Visto che gli uomini della retroguardia sono grosso modo gli stessi del primo biennio prandelliano, caratterizzato invece da una soddisfacente impermeabilità, è chiaro che il problema non stia tanto nella qualità degli uomini, né in un improvviso imbrocchimento degli stessi, quanto in sbalzi di rendimento eccessivi imputabili anche alla diminuita solidità complessiva della squadra, che da troppo tempo, lo ripeto, balbetta football con poche luci e molte ombre. Se il centrocampo torna a fare ciò che ha fatto egregiamente fino alla finale europea con la Spagna, cioè far girare palla, tessere trame, produrre gioco e tenere il controllo della gara, la retroguardia risulterà più protetta e, giocoforza, recupererà sicurezza; se invece continuerà a funzionare a singhiozzo e a lasciare troppo campo ad avversari anche modesti, le sofferenze dietro rimarranno, e nel contesto iridato verranno pagate a caro prezzo.

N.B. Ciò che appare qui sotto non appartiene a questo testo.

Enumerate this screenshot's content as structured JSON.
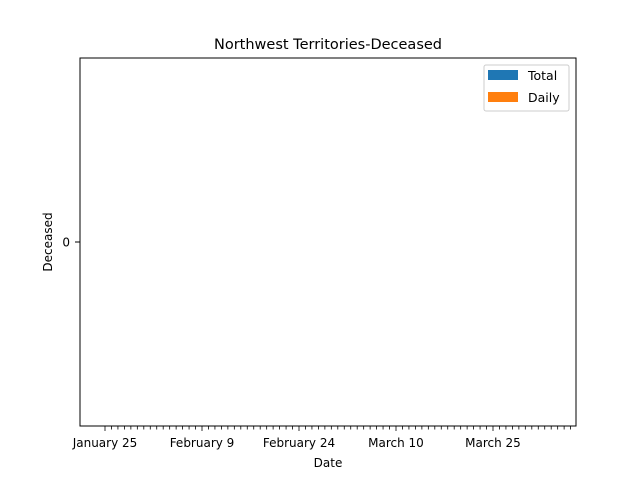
{
  "chart_data": {
    "type": "bar",
    "title": "Northwest Territories-Deceased",
    "xlabel": "Date",
    "ylabel": "Deceased",
    "x_start": "January 25",
    "x_end": "April 6",
    "xtick_labels": [
      "January 25",
      "February 9",
      "February 24",
      "March 10",
      "March 25"
    ],
    "yticks": [
      0
    ],
    "ylim": [
      -0.055,
      0.055
    ],
    "grid": false,
    "legend_position": "top-right",
    "series": [
      {
        "name": "Total",
        "color": "#1f77b4",
        "values": []
      },
      {
        "name": "Daily",
        "color": "#ff7f0e",
        "values": []
      }
    ]
  }
}
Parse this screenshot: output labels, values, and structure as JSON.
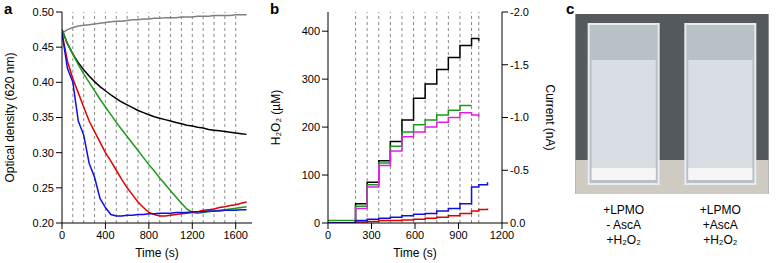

CENTROCAMPO DA RIDISEGNARE - Ferma restando l'imprescindibilità di De Rossi, uomo ovunque in grado di dare equilibrio a tutto il complesso, la sensazione è che il ritorno alla formula di Euro 2012, con Thiago Motta di nuovo titolare, non sia stata un gran trovata: nell'attesa di un pieno recupero di Montolivo, uomo chiave della gestione Prandelli non sempre esaltato come avrebbe meritato, la zona nevralgica ha bisogno della linfa giovanile, della vitalità, della corsa e dell'eclettismo dell'ottimo Florenzi di questa splendida stagione romanista, così come, qualche metro più avanti, bisognerà cercare di ritagliare uno spazio per Insigne, il quale, Rossi a parte, rappresenterebbe una variabile importante per una manovra offensiva ancora troppo legata agli estri di Supermario. Si è preso atto, come da secoli sottolineato su questo blog, che lo schieramento a quattro dietro è il più congeniale a questa squadra, dopodiché è giusto avere a disposizione più opzioni tattiche, ma sarebbe anche opportuno virare con decisione su una, massimo due formule, perché anche la continua sperimentazione di strategie ha fatto forse perdere un po' la bussola al team azzurro.
PROSPETTIVE MONDIALI - Dopo un avvio di stagione poco entusiasmante, e la perdita (grave e sottovalutata dai grandi media) della testa di serie, l'Italia è scivolata nelle gerarchie planetarie. Al momento è da quarto di finale, non di più, il che vuol dire poco o nulla, perché la Coppa del mondo spesso cambia le carte in tavola. Bisognerà presentarsi al top in quel mese, curare la preparazione in maniera più efficace di quanto sia stato fatto per la Confederations, azzeccare le convocazioni, creare l'atmosfera giusta nel gruppo, un calibrato mix fra serenità e voglia di stupire. Realismo, ci vuole, ma non pessimismo: preso atto di questa involuzione registrata a partire dalla seconda metà del 2012, ci son però tante sicurezze: c'è un'Italia che nei due appuntamenti più importanti fra quelli finora affrontati (Europeo e torneo premondiale l'estate scorsa) ha mostrato mentalità vincente, arrivando fino in fondo; c'è un gruppo non fenomenale ma di buon livello, che ha centrato quasi tutti gli obiettivi (a parte la citata testa di serie Mundial), a volte andando anche oltre le aspettative: un gruppo fatto di tanti buoni giocatori (e una rosa ampia in cui pescare, non poco in questi tempi di esterofilia spinta), di due - tre giovani interessanti e di altrettanti fuoriclasse di statura mondiale, i "vecchi" De Rossi e Pirlo e l'ultimo grido Balotelli. I citati secondi tempi con Germania e Nigeria, il ritrovato gusto del gioco e alcune scintillanti manovre di prima in velocità viste in entrambe le gare, fanno capire che le basi ci sono, non sono andate perdute, si tratta solo di rimettere a punto tutto il meccanismo. Forza e coraggio!